EPA Downplays Impact of New Stormwater Rule

Jan. 1, 2000
The Environmental Protection Agency has reported to Congress that its regulation to control stormwater runoff from small construction sites and small municipal storm sewer systems will have relatively little economic effect.

The Environmental Protection Agency has reported to Congress that its regulation to control stormwater runoff from small construction sites and small municipal storm sewer systems will have relatively little economic effect.

The recent rule supplements an existing regulation that limits runoff from cities larger than 100,000 people and industrial or construction sites larger than five acres.

The latest rule reduces stormwater runoff from construction sites between one and five acres and municipal storm sewer systems in urbanized areas serving populations of less than 100,000.

EPA said stormwater runoff from streets, parking lots, construction sites, and residential yards can carry sediment, oil, grease, toxins, pesticides, pathogens and other pollutants into storm drains. They, in turn, empty the water untreated into streams and waterways.

EPA said stormwater runoff is a leading public health and environmental threat because it can contaminate drinking and recreational waters. It is a major source of beach and shellfish bed closures.

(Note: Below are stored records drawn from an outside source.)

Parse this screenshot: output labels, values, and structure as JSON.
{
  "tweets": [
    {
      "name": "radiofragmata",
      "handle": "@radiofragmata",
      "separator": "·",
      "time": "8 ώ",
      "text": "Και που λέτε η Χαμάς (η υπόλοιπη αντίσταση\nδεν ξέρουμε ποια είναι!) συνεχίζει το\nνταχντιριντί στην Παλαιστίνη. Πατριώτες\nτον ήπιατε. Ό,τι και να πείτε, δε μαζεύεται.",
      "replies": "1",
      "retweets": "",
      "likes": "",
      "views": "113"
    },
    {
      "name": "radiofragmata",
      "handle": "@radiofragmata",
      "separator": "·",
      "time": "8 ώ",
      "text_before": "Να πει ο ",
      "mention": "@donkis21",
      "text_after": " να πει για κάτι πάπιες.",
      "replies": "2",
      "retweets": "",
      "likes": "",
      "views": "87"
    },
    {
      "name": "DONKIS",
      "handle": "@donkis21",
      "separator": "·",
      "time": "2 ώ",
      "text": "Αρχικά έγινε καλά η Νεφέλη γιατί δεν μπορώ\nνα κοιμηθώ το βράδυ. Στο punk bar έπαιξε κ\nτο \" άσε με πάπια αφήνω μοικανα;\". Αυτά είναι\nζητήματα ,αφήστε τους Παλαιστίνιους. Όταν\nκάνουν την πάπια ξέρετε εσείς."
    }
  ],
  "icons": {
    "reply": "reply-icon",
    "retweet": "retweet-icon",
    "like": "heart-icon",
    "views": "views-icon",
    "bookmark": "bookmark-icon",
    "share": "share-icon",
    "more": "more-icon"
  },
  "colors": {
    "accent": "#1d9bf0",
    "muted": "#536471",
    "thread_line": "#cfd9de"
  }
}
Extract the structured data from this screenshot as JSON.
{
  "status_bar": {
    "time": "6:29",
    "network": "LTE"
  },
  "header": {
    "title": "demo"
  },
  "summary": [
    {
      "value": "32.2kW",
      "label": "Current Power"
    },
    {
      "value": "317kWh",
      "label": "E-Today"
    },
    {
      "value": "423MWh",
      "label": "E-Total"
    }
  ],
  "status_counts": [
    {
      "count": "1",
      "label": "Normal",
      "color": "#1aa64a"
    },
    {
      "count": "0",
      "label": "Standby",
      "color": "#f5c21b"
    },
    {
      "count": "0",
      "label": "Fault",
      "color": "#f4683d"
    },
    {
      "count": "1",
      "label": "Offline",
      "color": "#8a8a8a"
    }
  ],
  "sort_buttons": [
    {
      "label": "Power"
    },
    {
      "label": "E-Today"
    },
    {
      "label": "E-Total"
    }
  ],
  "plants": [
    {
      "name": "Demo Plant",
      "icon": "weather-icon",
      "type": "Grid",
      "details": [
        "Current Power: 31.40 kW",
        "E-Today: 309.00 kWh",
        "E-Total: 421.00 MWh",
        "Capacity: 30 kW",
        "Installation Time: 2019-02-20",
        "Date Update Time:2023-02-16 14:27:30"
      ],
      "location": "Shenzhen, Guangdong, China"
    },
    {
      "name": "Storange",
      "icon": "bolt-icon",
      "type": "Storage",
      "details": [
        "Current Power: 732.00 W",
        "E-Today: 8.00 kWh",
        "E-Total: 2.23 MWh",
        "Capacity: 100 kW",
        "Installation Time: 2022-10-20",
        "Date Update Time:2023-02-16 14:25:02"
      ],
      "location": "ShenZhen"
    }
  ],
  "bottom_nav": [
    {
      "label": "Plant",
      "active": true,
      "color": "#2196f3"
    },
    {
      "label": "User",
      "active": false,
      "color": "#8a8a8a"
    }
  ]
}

The agency said stormwater runoff washes sediment from construction sites at a rate of 20 to 150 tons per acre each year. Sediment is the single largest cause of impaired water quality in rivers.

Municipal officials, including those from Texas counties, objected to the latest rule at a recent Senate Environment and Public Works Committee hearing. They said because the rule is based on population and not water quality, many arid Texas counties would be subject to the same regulations as counties elsewhere with much higher annual rainfall totals.

As a result of their objections, Sen. Kay Bailey Hutchison (R-Tex.) inserted a provision in EPAs fiscal 2000 spending bill requiring an analysis of the rules effect.

EPA reported that the regulation would require stormwater controls in about 5,040 additional municipalities. It said the rule could potentially cost the towns $297 million yearly, but the actual cost would be much less because of the availability of hardship waivers.

EPA Budget

Congress has voted to appropriate $7.59 billion for the EPA in fiscal 2000, nearly $400 million more than the Clinton administration had requested. That was largely because Congress directed $1.35 billion be spent on the clean water state revolving fund, about $500 million more than the administration had requested. Congress also added $230 million to the safe drinking water revolving fund, bringing it to $820 million.

Meanwhile, the General Accounting Office has reported that EPA is failing to meet the drinking water research goals set in the 1996 Safe Drinking Water Act Amendments. GAO, a congressional watchdog agency, said EPA routinely has requested millions of dollars less for research than Congress has authorized. It said water groups are concerned about the adequacy of research for upcoming regulations on arsenic and a future rule on microbial pathogens, disinfectants, and disinfection byproducts.

While EPA officials acknowledge that some high priority research projects will not be completed in time for these regulations, they believe that the available research will be sufficient to support the regulations with sound science.

Enforcement

James Bragg of Lanark, W.Va., has been sentenced to a year in prison and a year on supervised release in Beckley, W.Va., U.S. District Court.

Bragg owned a sewage treatment facility in Grandview, W.Va., and had admitted that in June 1996 he allowed untreated sewage from the plant to flow into the waters of Pledge Branch, which empties into the New River.